His research students describe Hovanski as driven, energetic, well-rounded, intelligent and enthusiastic. Hovanski’s passion for his research impacts the students in his research lab.
“I really enjoy working with him because he is so passionate about the projects and the research, so it’s hard not to get passionate as well,” Hovanski’s student John Hunt said.
Hovanski was once a student himself at BYU, completing his undergraduate degree in mechanical engineering in 2001. He then completed his master’s and doctorate degrees in mechanical engineering at Washington State University.

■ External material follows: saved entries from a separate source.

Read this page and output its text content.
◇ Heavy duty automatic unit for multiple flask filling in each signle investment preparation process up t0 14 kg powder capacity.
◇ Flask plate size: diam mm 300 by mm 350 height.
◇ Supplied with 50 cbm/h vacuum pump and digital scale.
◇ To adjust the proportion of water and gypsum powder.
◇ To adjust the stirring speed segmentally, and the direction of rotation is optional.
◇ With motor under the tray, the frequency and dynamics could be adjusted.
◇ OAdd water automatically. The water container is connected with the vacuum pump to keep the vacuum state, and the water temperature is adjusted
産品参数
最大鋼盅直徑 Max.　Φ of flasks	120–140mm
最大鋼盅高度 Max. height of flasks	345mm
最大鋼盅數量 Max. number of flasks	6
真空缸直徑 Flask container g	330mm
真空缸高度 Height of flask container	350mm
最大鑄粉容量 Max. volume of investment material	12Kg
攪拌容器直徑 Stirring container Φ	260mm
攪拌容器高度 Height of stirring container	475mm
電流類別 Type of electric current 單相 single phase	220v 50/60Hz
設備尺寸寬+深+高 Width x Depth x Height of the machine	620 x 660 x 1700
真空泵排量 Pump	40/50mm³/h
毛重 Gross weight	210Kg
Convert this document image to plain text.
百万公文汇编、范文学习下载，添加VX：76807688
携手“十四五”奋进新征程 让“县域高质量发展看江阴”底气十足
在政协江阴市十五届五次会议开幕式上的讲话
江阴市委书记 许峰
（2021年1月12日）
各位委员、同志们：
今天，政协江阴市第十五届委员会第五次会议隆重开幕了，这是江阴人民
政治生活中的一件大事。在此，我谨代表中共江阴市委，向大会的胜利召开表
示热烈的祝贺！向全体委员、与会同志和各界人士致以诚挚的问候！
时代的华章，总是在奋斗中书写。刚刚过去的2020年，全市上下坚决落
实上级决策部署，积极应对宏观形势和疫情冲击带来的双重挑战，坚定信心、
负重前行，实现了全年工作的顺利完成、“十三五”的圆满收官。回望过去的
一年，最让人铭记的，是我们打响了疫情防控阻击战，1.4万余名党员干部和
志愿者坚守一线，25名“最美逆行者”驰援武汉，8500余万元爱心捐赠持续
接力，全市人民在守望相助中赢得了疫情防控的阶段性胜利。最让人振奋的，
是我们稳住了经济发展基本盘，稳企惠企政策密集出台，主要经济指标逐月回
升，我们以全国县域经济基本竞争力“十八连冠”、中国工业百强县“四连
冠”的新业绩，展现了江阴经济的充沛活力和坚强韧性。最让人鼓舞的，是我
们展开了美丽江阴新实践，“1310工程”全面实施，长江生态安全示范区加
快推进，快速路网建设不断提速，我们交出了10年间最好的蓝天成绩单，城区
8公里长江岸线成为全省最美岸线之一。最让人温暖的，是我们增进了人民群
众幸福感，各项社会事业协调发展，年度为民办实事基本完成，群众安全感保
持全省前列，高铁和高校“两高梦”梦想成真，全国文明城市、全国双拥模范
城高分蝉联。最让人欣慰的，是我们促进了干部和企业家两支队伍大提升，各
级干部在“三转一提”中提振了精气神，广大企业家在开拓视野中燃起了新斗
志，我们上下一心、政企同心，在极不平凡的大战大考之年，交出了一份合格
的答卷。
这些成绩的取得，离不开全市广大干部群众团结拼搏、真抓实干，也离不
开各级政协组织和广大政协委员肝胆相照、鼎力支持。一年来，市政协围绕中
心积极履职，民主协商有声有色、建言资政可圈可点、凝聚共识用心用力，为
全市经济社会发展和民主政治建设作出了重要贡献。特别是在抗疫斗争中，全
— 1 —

Participating in friction stir research himself as an undergrad, “BYU made an investment in me and that’s why I love being back here,” Hovanski said. “BYU gave me a huge opportunity with that experiential learning.”
Friction stir welding is a solid-state joining process, as explained by Hovanski. It involves joining materials together without ever melting them. His lab uses friction stir technology to create new unique properties in material so that it is stronger.
“What I want to be able to do in these high-strength materials is maintain what makes it a unique high-strength material,” Hovanski said. “Solid-state welding creates an opportunity to maintain the chemistry and the properties that are unique.”
Hovanski works with two research labs, one of which focuses on developing these friction stir technologies.
“I like working with Dr. Hovanski because he understands how to communicate well with the students,” said Andrew Curtis, a second-year graduate student. “He adjusts his teaching style to help each student progress in their own way and to achieve their potential.”
Hovanski believes that student research helps fulfill the vision and theme of BYU. He explained that students are more prepared to go out in the real world when they get real-world experience while in college.
“It is a great blessing to see the difference that you can make in students. I get to see students out in the industry and take what we are teaching them,” Hovanski said. “I love the fact that BYU allows undergrads to do what I normally see only graduates do at other universities.”
It was not always in Hovanski’s plans to come back and teach at BYU, he said. After a few years working in the engineering industry he decided to take the route to academia.
“I’m OK being a professor until I retire,” Hovanski said. “While doing that, I hope to tackle a whole lot of challenges and break down barriers in technology.”